Quels enseignements y a-t’-il à retirer d’un tel match ?
En tout cas, il a eu beaucoup d’aspects intéressants sur ce match. On voudrait tous les gagner car on est des compétiteurs. Les enseignements vont nous aider à progresser.

Qu’est-ce-qui a manqué à l’équipe face à l’Espagne ?
La préparation des uns et des autres est importante. Mais on n’a pas eu la même excitation que l’Espagne. On a clairement manqué d’arguments. Eux avaient une confiance que l’on n’avait pas. Pau Gasol shootait à trois pts et les autres prenaient tous les tirs. L’Espagne reste la formation la plus forte sur la scène européenne.

Les joueurs doivent-ils se remettre en cause ?
On ne doit pas remettre en cause tout le travail effectué. Mais après on s’est peut-être vu trop beaux. Je reste globalement satisfait du travail produit aux entraînements. Il faut qu’on soit à fond dès le départ même si sur la fin on a été un peu moins en rythme. Entre 11h30 et 12h15, les jambes ont commencé à être lourdes. Il ne faut pas oublier non plus que l’on ne doit pas vivre sur nos points forts. On aura besoin de course et de rythme lorsque l’on aura à nouveau à faire face à une défense organisée comme face à l’Espagne.

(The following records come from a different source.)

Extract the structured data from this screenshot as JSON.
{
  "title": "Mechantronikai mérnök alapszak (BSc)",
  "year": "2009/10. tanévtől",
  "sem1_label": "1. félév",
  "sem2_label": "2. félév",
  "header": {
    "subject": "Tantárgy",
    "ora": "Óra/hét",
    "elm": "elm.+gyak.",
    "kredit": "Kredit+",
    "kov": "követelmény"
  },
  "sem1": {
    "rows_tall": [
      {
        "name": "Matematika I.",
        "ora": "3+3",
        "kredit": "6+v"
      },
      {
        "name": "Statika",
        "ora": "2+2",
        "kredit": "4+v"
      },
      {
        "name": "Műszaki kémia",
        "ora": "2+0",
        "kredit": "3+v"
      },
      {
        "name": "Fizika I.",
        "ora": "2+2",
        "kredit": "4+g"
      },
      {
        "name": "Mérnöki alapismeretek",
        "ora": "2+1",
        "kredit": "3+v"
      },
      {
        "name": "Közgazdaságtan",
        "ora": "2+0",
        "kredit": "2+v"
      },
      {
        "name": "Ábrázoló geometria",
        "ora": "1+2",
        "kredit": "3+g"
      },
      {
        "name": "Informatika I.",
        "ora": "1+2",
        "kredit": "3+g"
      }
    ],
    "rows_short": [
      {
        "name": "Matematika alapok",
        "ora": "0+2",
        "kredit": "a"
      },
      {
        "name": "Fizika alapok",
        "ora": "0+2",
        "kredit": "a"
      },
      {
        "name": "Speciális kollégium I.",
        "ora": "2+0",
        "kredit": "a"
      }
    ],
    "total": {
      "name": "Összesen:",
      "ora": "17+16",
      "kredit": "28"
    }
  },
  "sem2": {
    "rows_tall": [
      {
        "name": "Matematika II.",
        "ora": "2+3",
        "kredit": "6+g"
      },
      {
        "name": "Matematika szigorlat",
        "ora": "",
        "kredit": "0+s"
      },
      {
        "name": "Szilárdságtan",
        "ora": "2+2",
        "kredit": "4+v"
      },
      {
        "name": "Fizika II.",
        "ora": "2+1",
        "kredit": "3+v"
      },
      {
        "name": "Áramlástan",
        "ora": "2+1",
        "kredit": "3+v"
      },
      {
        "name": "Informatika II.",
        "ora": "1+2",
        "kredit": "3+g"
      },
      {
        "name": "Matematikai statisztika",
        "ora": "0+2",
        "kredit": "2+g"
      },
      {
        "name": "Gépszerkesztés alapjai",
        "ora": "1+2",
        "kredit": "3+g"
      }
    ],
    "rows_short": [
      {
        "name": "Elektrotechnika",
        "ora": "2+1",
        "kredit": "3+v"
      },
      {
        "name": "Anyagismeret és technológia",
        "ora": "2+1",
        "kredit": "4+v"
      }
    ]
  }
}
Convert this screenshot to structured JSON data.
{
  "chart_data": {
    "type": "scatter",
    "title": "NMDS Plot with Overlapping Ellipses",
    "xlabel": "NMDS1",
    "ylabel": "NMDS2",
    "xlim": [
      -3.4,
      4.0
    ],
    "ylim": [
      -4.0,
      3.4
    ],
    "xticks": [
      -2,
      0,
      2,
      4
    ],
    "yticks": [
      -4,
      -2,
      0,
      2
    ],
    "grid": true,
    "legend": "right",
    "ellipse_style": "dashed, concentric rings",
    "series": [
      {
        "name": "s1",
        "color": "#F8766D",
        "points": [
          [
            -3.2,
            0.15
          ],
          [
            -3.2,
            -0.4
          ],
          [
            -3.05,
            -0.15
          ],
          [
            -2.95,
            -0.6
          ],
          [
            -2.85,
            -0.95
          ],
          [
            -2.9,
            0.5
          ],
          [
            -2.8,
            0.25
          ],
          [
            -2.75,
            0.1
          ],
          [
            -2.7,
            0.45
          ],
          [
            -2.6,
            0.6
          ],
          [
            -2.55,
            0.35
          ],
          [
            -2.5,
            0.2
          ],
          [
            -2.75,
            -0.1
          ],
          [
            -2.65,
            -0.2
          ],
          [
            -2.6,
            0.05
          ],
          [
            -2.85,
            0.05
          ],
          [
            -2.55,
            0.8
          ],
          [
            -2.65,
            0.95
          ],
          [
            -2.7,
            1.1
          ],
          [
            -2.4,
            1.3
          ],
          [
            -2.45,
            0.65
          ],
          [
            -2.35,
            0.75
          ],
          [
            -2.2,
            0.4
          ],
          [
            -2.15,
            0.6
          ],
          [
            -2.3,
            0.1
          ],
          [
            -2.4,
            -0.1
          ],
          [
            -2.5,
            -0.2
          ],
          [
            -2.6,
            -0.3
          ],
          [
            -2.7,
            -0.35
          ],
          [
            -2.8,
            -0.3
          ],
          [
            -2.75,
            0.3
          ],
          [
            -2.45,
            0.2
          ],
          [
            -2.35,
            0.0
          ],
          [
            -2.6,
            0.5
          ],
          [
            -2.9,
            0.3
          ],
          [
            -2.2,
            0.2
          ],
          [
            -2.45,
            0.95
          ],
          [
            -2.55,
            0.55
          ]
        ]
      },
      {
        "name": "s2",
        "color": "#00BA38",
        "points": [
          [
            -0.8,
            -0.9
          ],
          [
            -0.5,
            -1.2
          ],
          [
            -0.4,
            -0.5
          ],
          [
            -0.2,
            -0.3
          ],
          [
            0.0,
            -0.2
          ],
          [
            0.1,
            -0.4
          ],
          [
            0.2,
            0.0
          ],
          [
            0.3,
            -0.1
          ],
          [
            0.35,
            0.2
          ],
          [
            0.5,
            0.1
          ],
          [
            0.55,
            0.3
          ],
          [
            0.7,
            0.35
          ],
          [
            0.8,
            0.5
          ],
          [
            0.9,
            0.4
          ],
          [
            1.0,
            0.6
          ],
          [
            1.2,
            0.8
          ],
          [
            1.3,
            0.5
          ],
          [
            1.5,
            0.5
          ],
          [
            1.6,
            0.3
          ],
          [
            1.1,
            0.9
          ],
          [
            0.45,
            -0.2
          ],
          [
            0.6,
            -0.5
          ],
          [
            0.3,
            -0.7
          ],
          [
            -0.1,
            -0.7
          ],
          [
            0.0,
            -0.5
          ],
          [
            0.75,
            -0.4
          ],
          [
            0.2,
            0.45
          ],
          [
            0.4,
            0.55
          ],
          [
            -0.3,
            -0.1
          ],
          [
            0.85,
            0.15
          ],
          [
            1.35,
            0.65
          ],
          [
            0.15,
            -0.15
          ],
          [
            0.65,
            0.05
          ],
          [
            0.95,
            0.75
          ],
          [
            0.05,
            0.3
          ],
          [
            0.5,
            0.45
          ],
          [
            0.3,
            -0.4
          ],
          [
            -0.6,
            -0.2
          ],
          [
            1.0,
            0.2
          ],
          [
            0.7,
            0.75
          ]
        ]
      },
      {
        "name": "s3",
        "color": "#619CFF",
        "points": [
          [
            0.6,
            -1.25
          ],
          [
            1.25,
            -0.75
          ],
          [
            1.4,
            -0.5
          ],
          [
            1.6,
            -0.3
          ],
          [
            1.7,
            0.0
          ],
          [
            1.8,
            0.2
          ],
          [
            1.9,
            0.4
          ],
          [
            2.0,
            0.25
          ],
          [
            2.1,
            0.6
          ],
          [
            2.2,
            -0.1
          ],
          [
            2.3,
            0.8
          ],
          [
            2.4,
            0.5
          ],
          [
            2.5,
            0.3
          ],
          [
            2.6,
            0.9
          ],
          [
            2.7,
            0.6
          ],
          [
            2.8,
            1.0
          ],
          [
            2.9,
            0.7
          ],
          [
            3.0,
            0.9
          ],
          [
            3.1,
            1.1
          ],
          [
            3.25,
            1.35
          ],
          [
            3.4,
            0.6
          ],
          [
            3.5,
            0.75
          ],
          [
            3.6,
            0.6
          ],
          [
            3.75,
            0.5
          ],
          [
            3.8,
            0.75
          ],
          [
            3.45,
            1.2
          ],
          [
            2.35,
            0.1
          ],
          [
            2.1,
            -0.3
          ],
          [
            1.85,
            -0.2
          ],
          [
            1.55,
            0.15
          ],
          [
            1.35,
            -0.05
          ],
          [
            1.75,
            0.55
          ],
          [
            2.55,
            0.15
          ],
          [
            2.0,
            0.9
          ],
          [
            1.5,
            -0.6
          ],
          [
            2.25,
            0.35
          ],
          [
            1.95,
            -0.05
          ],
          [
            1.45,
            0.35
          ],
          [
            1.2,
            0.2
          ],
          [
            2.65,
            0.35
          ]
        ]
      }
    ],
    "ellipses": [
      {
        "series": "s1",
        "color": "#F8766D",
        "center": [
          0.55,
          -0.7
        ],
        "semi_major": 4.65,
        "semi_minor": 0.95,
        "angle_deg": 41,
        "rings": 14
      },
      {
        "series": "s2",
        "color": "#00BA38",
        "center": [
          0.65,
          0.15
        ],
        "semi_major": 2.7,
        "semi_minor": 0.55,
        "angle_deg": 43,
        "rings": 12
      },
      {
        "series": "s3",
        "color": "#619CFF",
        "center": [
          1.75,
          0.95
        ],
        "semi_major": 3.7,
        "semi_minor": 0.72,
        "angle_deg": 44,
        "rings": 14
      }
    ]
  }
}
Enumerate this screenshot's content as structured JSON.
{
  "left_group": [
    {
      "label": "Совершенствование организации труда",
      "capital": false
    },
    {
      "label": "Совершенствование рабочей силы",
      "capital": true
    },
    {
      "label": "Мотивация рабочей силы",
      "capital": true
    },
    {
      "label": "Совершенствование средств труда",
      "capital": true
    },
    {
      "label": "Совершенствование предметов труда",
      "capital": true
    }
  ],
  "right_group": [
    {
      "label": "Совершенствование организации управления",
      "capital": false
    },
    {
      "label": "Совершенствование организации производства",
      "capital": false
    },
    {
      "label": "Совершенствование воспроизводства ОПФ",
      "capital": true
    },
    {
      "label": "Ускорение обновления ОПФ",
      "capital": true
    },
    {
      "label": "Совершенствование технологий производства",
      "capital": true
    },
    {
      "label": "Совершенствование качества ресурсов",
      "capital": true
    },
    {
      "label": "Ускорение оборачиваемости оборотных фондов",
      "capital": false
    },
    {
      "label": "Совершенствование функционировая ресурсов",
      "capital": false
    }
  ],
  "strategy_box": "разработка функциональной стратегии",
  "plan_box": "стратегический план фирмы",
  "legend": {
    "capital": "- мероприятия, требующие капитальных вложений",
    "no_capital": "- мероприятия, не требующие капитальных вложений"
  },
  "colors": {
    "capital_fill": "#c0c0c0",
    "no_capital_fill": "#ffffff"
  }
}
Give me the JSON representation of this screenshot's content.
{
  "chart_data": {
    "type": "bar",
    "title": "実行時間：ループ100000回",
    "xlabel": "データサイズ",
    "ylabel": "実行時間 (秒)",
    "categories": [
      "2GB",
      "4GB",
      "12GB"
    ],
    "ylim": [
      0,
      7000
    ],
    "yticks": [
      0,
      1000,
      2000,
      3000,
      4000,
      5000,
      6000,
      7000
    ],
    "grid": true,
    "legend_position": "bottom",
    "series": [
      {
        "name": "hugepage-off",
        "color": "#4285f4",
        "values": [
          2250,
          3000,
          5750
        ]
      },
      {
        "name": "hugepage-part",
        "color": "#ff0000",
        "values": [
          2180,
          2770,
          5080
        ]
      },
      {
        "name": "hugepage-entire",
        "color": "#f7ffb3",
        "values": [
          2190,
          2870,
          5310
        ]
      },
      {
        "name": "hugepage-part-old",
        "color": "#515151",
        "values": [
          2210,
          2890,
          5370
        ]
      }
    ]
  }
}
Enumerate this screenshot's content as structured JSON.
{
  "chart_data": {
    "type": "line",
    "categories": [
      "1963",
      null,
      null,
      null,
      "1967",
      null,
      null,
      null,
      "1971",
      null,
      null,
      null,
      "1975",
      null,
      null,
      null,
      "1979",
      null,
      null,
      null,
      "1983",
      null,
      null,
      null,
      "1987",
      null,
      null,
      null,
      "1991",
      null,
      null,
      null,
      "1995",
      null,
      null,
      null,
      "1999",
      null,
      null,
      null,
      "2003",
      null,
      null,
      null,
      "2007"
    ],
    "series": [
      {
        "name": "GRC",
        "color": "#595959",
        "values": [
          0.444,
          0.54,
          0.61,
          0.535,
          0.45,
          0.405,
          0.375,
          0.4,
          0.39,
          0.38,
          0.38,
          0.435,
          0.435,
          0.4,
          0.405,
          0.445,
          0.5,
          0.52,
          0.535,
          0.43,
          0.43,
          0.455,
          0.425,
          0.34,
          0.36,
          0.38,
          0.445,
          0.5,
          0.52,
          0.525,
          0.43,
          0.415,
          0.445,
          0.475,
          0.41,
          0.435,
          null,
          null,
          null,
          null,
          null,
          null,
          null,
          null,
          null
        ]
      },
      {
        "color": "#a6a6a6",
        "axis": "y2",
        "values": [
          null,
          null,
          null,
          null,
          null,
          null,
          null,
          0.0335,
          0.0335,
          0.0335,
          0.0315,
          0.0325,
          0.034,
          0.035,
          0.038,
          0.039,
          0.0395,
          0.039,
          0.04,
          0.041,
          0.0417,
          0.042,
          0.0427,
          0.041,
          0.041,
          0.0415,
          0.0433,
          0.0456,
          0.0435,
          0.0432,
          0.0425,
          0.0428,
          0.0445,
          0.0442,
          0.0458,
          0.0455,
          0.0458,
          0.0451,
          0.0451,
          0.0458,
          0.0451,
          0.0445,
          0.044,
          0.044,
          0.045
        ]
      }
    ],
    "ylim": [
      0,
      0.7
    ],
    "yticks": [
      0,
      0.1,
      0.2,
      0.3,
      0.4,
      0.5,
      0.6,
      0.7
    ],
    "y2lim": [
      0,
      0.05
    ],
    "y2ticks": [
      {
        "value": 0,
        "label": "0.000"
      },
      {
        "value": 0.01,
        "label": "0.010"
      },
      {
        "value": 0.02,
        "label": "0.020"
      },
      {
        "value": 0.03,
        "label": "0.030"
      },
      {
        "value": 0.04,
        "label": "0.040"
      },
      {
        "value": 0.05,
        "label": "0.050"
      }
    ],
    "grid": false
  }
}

L’utilisation de Boris Diaw en 3 était calculée ?
On sait qu’on peut l’utiliser sur ce poste. Mais on ne s’est pas demandé avant le match si on allait le faire. Ce qui est important également, c’est la performance des grands. On peut jouer « grand » avec Ronny et Joakim en association. Ça donne une variante mais ça dépend aussi des adversaires. Face à l’Espagne et aux frères Gasol, c’était important de rendre des centimètres.

Comment allez-vous aborder le Tournoi de Londres ?
On va se préparer totalement. Mais il y a une volonté de ne pas trop tirer sur les joueurs. Surtout que deux autres matches vont arriver très vite après. On ne va donc pas partager complètement le temps de jeu.

Quel est l’objectif de ce Tournoi ?
L’objectif il est de monter en puissance. On devra afficher une défense conquérante et active, avoir des rebonds propre ainsi qu’une plus forte mobilité des joueurs sans ballons. On doit progresser pour avoir des un-contre-un.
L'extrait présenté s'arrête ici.